Entre los episodios más terribles de la llamada «guerra contra el terrorismo» del presidente George W. Bush figura sin duda la práctica sistemática de la tortura de los encerrados en Guantánamo y otros centros de detención secretos, algunos en la propia Europa del Este.

Produce repugnancia que entre los arquitectos de aquellas prácticas estuviese un psicólogo del Ejército del Aire llamado James Mitchell, quien participó personalmente en una de las más crueles, la conocida en inglés como waterboarding (ahogamiento simulado), cuya eficacia aquél aún sigue defendiendo.

Detrás de todo estaban no sólo la propia Casa Blanca sino el entonces secretario de Defensa Donald Rumsfeld -en la imagen- que encargó informes especiales a los asesores legales del Gobierno para ver cómo podía torturarse sin incurrir en responsabilidades penales: por ejemplo, haciéndolo todo fuera de territorio norteamericano.

Claro que ¿se imagina el lector a algún país del mundo que se atreviese a detener a Rumsfeld o a cualquier otro responsable norteamericano como se hizo en su día, por cierto que con el resultado que sabemos, con el dictador chileno Augusto Pinochet?

A propósito de la tortura he leído recientemente un bello texto del autor triestino Claudio Magris en el que rememoraba la figura de un jesuita y poeta alemán del siglo XVII llamado Friedrich Spee, que fue confesor de muchas mujeres condenadas entonces a la hoguera por supuesta brujería.

Von Spee escribió un libro titulado en latín Cautio criminalis (1631) que contradecía con valentía, lucidez y convicción la validez de las confesiones obtenidas bajo torturas, tal vez no muy diferentes en cuanto a brutalidad de las empleadas en pleno siglo XX por los norteamericanos.

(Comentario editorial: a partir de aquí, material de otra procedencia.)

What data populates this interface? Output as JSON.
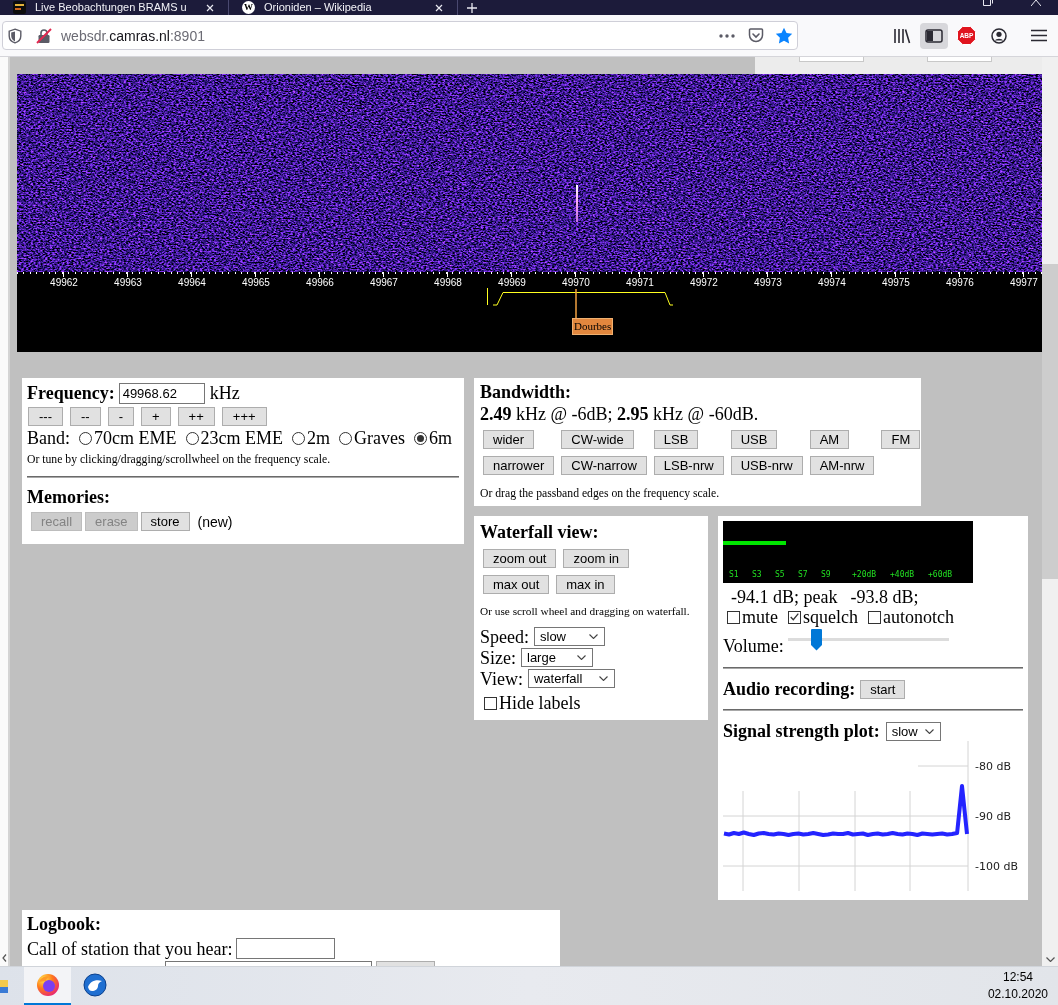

Bajo tortura, argumentaba el jesuita, que, hijo de su tiempo creía, sin embargo, en el demonio y en la existencia de las brujas, se acaba por decir y admitir casi cualquier cosa que quiera escuchar el torturador. Y él mismo admitía no saber cómo se comportaría él mismo en semejantes circunstancias.

La tortura es culpable, explicaba el hombre de iglesia, porque induce a los hombres a pecar, a mentir, a acusar a inocentes de forma que impide que al final triunfe realmente la justicia, pues el torturado debe inventarse muchas veces culpables, con lo que desvía las investigaciones.

Cuando Spee escribió su libro había transcurrido siglo y medio desde la aparición de otro, de signo totalmente contrario y que tuvo una enorme influencia en la Europa de la intolerancia religiosa y la superstición: el Malleus Maleficarum (Martillo de Brujas), publicado por dos dominicos también alemanes cinco años antes del descubrimiento del Nuevo Mundo.

Aquel manual del buen inquisidor pretendía demostrar la existencia de las brujas, describía las distintas formas que podía adoptar ese pacto con el diablo de las mujeres -pues se trataba sobre todo de ellas- y enumeraba los métodos más eficaces para hacerlas confesar, tortura incluida.

Con individuos como Donald Rumsfeld o los psicólogos de la CIA no parece que en materia de fe en la tortura hayamos avanzado mucho desde entonces.